Last weekend I spent the weekend with my parents and Coy Boy, relaxing and talking and laughing and eating, just as the Faulkners do best. My dad gave me two gallon ziplocks of lard from the homegrown hog they had in their freezer, and gave me all of the details on how to render it and then how to use the lard.
Last Monday morning, I began an elimination diet called the autoimmune protocol (AIP) to try to find the cause of my eczema. It has been zero fun, and thank goodness a friend is doing it with me or I definitely would have gone off plan by now. Anyway, I looked up lard, to make sure it was AIP compliant, and learned so much in the process that it makes me sad I haven't made it before.
Did you know lard has half as much saturated fat as butter, and, when rendered properly, can be used in baked goods? Lard is also the second highest food source of vitamin D (after cod liver oil). It's obviously not something you want to eat with every single meal, but I'm excited to swap it out for sauteing and other cooking that is done at high heat.
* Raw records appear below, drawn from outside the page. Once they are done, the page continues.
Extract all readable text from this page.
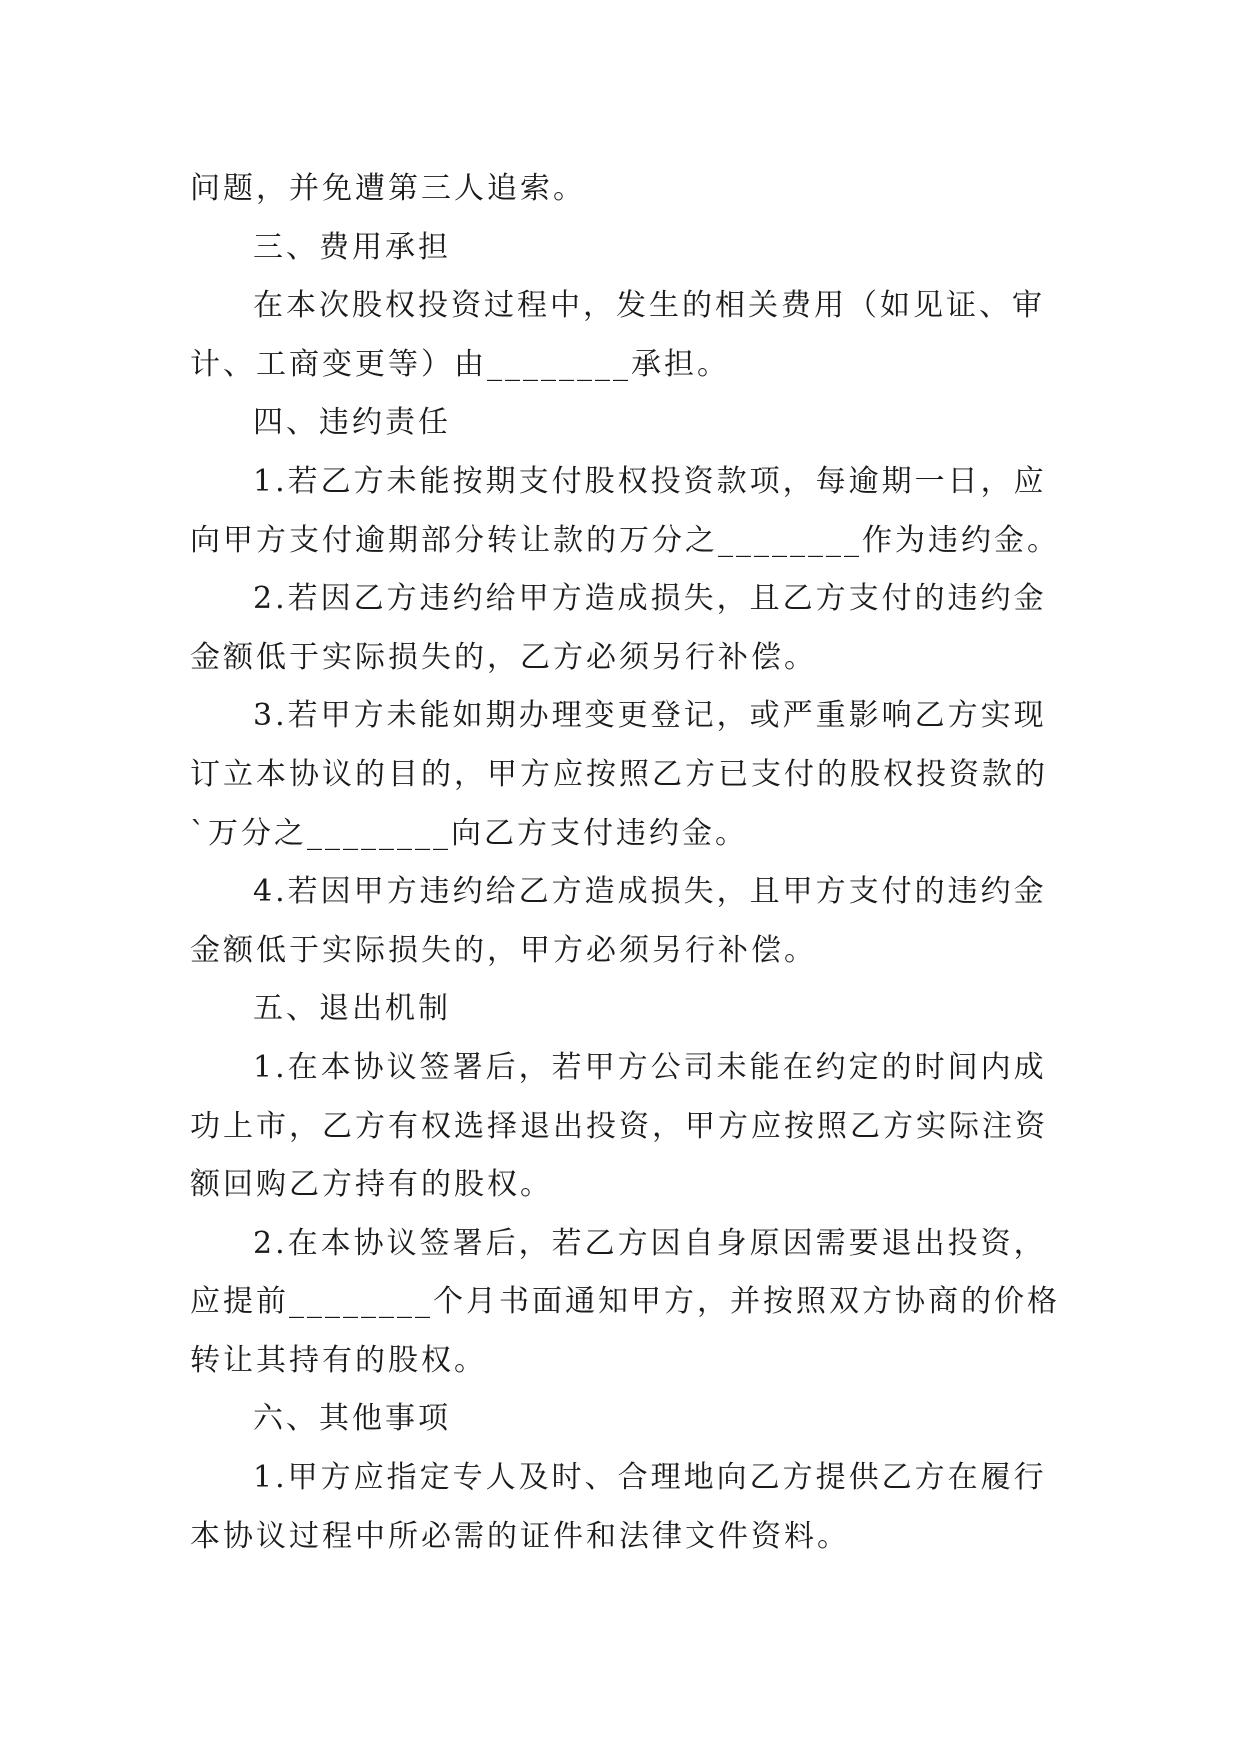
问题，并免遭第三人追索。
三、费用承担
在本次股权投资过程中，发生的相关费用（如见证、审
计、工商变更等）由________承担。
四、违约责任
1.若乙方未能按期支付股权投资款项，每逾期一日，应
向甲方支付逾期部分转让款的万分之________作为违约金。
2.若因乙方违约给甲方造成损失，且乙方支付的违约金
金额低于实际损失的，乙方必须另行补偿。
3.若甲方未能如期办理变更登记，或严重影响乙方实现
订立本协议的目的，甲方应按照乙方已支付的股权投资款的
`万分之________向乙方支付违约金。
4.若因甲方违约给乙方造成损失，且甲方支付的违约金
金额低于实际损失的，甲方必须另行补偿。
五、退出机制
1.在本协议签署后，若甲方公司未能在约定的时间内成
功上市，乙方有权选择退出投资，甲方应按照乙方实际注资
额回购乙方持有的股权。
2.在本协议签署后，若乙方因自身原因需要退出投资，
应提前________个月书面通知甲方，并按照双方协商的价格
转让其持有的股权。
六、其他事项
1.甲方应指定专人及时、合理地向乙方提供乙方在履行
本协议过程中所必需的证件和法律文件资料。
Anyway, all week I put off trimming the lard because using knives hurts my hands, and finally Friday night Josh cut it all down into small pieces and cut off any red spots or meat, and we put it in the instant pot on the slow cooker function to cook overnight. Uhh...in the morning it hadn't even made a dent. I transferred it to my trusty cast iron, the one from Josh's grandma, and kept it on low all day, stirring and babysitting and watching and waiting. I texted with my dad all day about it, and finally, after we had supper, it stopped bubbling, which means all of the water had evaporated.
We strained off the cracklings (which I was excited to try because I imagined they'd be like pork rinds but they were disgusting) and poured the fresh fat into mason jars.
It was dark. Not white. Insert all the crying emojis.
I moved on, relegated to the fact that I'd only be able to use it in savory cooking and not in baked goods, but still feeling energized by the project. When I got up to go to the bathroom in the middle of the night, I noticed it was almost white! It gets lighter as it cools, apparently, so I was good to go!
Why is this story important?
It's not even about the lard. This story matters because it's a story of every day standing back up. I've been suffering from my eczema issues at this out of control level since the last week of July, and I haven't been myself. Normal Sara is always doing projects and researching new ideas and making plans and gathering humans and excited about some new thing at work.
2020 is hard for everyone, I know that. And it's causing depression and anxiety in people for the first time. We all feel out of sorts. And we need to stand up and keep taking steps forward in faith.
Am I completely "better"? Do I move forward from here and the pain in my hands just doesn't affect me anymore? Uh, no. But I stood up and took steps this time, so I can do it again. And I will. I'll have to, because 2020 isn't over and neither is my eczema fight and I'm sure this isn't the last struggle I'll have.